In der Blättermann-Werkstatt beginnen die ersten Versuche zur Herstellung von originalgetreuen Fliesenreplikaten für den Mainzer Dom. 

Auch die noch immer gut erhaltenen Reste des frühmittelalterlichen Fußbodens selbst weisen gewissermaßen schon auf die Möglichkeiten und Raffinesse der Fliesenkunst der nächsten Epoche, also der des Hochmittelalters, hin.

 

Der frühmittelalterliche Fliesenboden im Mainzer St. Johannis

Vollendete Handwerkskunst auf ihrem Zenit  

Da in dieser Epoche der Menschheitsgeschichte, lange vor der Erfindung des Buchdrucks, im Prinzip nur christliche Gelehrte des Schreibens kundig waren, gibt es aus dieser Zeit kaum Aufzeichnungen über die Gestaltung von Fußböden oder die Herstellung von Fliesen. Jedoch haben akribische Forscher in späteren Jahrhunderten herausgefunden, dass sich Lehm- oder auch reine Tonfliesen im Rhein-Main-Gebiet erst ab dem 12. Jahrhundert allgemein verbreiteten, aber in wichtigen Sakralbauten schon zuvor anzutreffen waren.

Sechs Fliesentypen konnten rekonstruiert werden, davon vier Typen Viertelsrund, die im Viererverband eine Kreisform ergeben – darunter ein geflügelter Lilienstab und ein Spitzoval mit Eichenblatt – und zwei Solitärfliesen.

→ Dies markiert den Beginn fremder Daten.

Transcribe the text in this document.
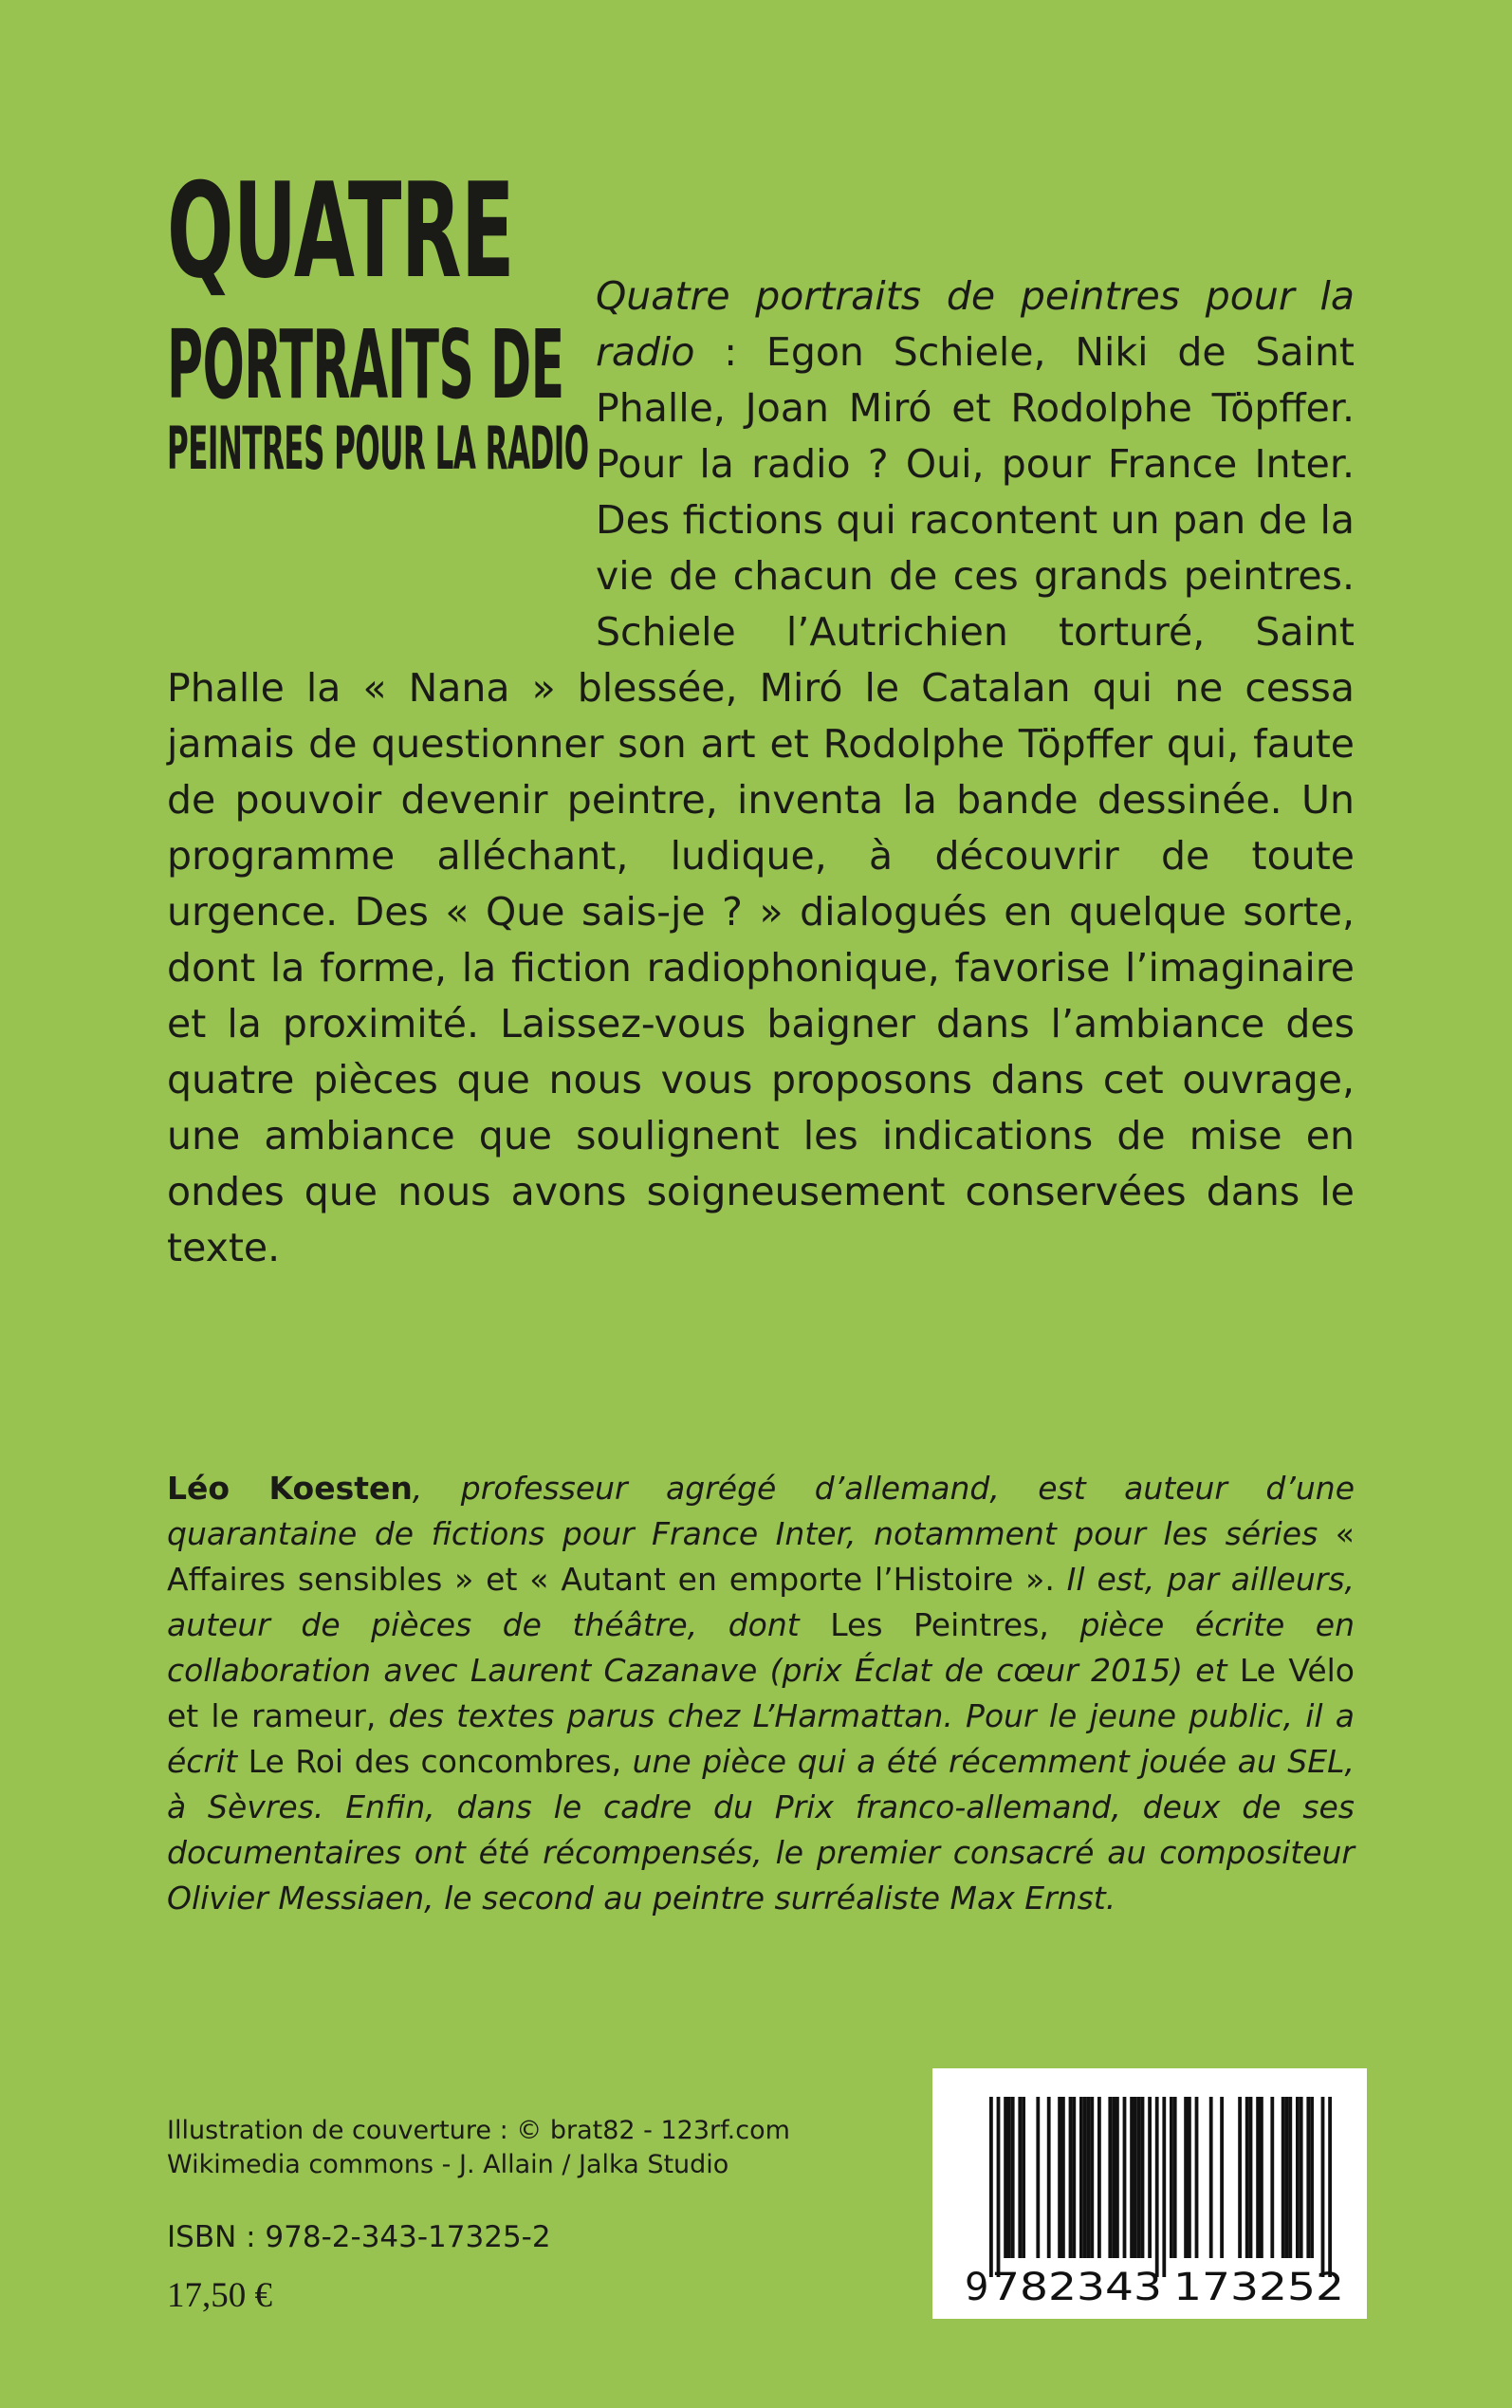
QUATRE
PORTRAITS DE
PEINTRES POUR LA RADIO

Quatre portraits de peintres pour la radio : Egon Schiele, Niki de Saint Phalle, Joan Miró et Rodolphe Töpffer. Pour la radio ? Oui, pour France Inter. Des fictions qui racontent un pan de la vie de chacun de ces grands peintres. Schiele l’Autrichien torturé, Saint Phalle la « Nana » blessée, Miró le Catalan qui ne cessa jamais de questionner son art et Rodolphe Töpffer qui, faute de pouvoir devenir peintre, inventa la bande dessinée. Un programme alléchant, ludique, à découvrir de toute urgence. Des « Que sais-je ? » dialogués en quelque sorte, dont la forme, la fiction radiophonique, favorise l’imaginaire et la proximité. Laissez-vous baigner dans l’ambiance des quatre pièces que nous vous proposons dans cet ouvrage, une ambiance que soulignent les indications de mise en ondes que nous avons soigneusement conservées dans le texte.

Léo Koesten, professeur agrégé d’allemand, est auteur d’une quarantaine de fictions pour France Inter, notamment pour les séries « Affaires sensibles » et « Autant en emporte l’Histoire ». Il est, par ailleurs, auteur de pièces de théâtre, dont Les Peintres, pièce écrite en collaboration avec Laurent Cazanave (prix Éclat de cœur 2015) et Le Vélo et le rameur, des textes parus chez L’Harmattan. Pour le jeune public, il a écrit Le Roi des concombres, une pièce qui a été récemment jouée au SEL, à Sèvres. Enfin, dans le cadre du Prix franco-allemand, deux de ses documentaires ont été récompensés, le premier consacré au compositeur Olivier Messiaen, le second au peintre surréaliste Max Ernst.

Illustration de couverture : © brat82 - 123rf.com
Wikimedia commons - J. Allain / Jalka Studio
ISBN : 978-2-343-17325-2
17,50 €	9 782343 173252
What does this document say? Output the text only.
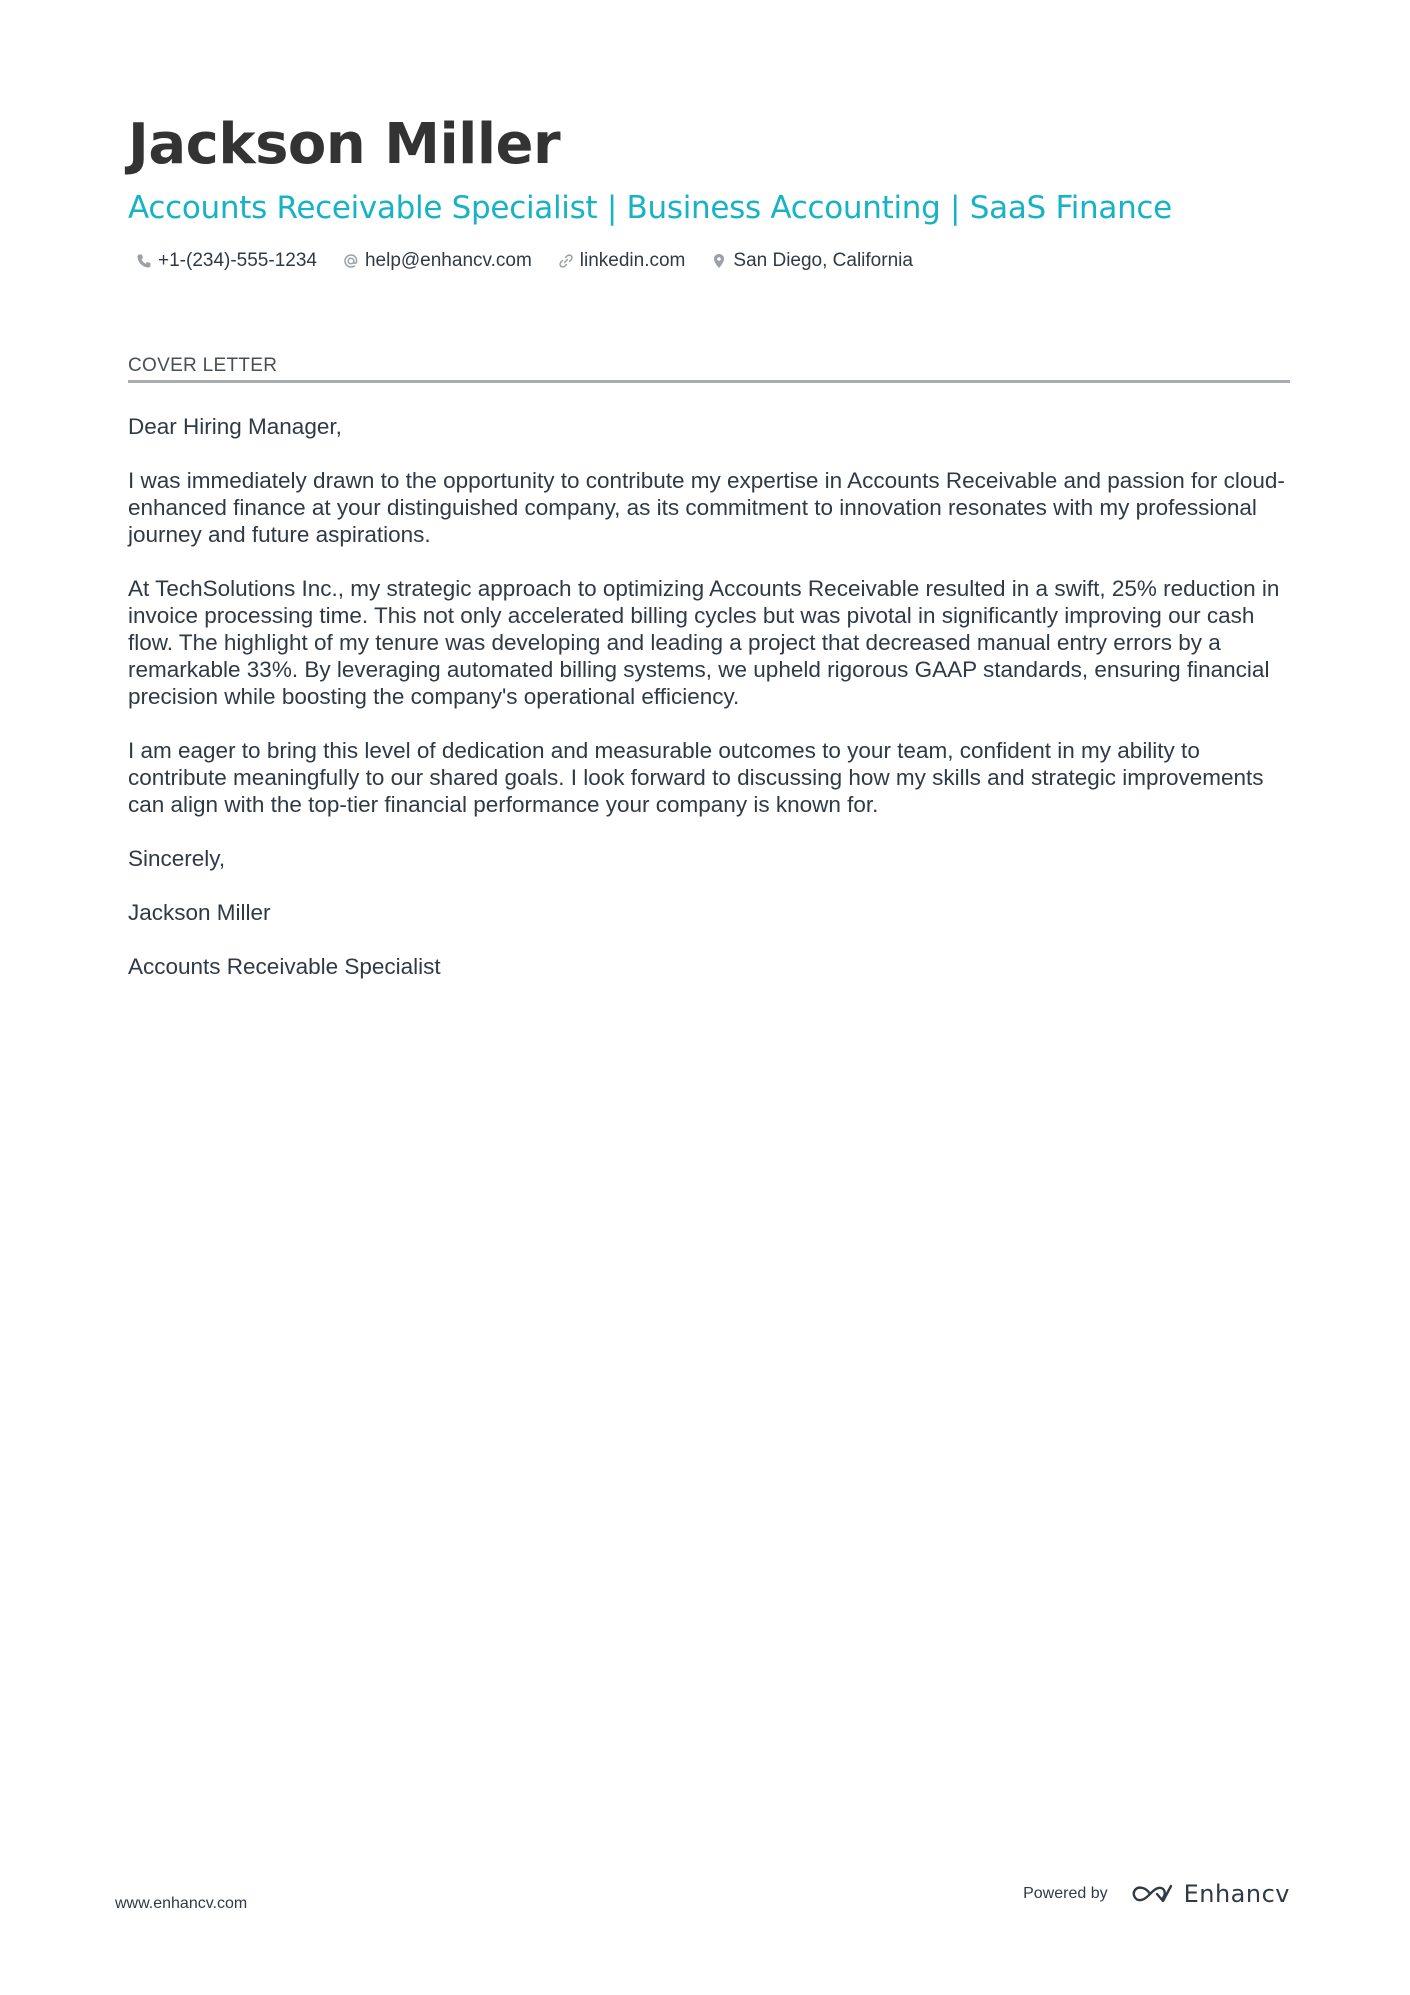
Jackson Miller
Accounts Receivable Specialist | Business Accounting | SaaS Finance
+1-(234)-555-1234	help@enhancv.com	linkedin.com	San Diego, California
COVER LETTER

Dear Hiring Manager,

I was immediately drawn to the opportunity to contribute my expertise in Accounts Receivable and passion for cloud-enhanced finance at your distinguished company, as its commitment to innovation resonates with my professional journey and future aspirations.

At TechSolutions Inc., my strategic approach to optimizing Accounts Receivable resulted in a swift, 25% reduction in invoice processing time. This not only accelerated billing cycles but was pivotal in significantly improving our cash flow. The highlight of my tenure was developing and leading a project that decreased manual entry errors by a remarkable 33%. By leveraging automated billing systems, we upheld rigorous GAAP standards, ensuring financial precision while boosting the company's operational efficiency.

I am eager to bring this level of dedication and measurable outcomes to your team, confident in my ability to contribute meaningfully to our shared goals. I look forward to discussing how my skills and strategic improvements can align with the top-tier financial performance your company is known for.

Sincerely,

Jackson Miller

Accounts Receivable Specialist

www.enhancv.com
Powered by	Enhancv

So wurden auch im Alten Mainzer Dom Lehmbodenfliesen von höchster handwerklicher und künstlerischer Qualität entdeckt, wie wir sie auch aus dem berühmten, etwa drei fußläufige Tagesreisen Richtung Süden entfernten Kloster Lorsch (UNESCO-Welterbe) kennen. Neben in verschieden Tonfarben gebrannten Fliesen ohne Muster wurden auch ungewöhnlich feinziselierte Relieffliesen mit Spitzoval und Lilienstab entdeckt, die immerhin fast 20 Prozent des Fußbodens im Alten Mainzer Dom ausmachen – jede einzelne in mühevoller Handarbeit gefertigt.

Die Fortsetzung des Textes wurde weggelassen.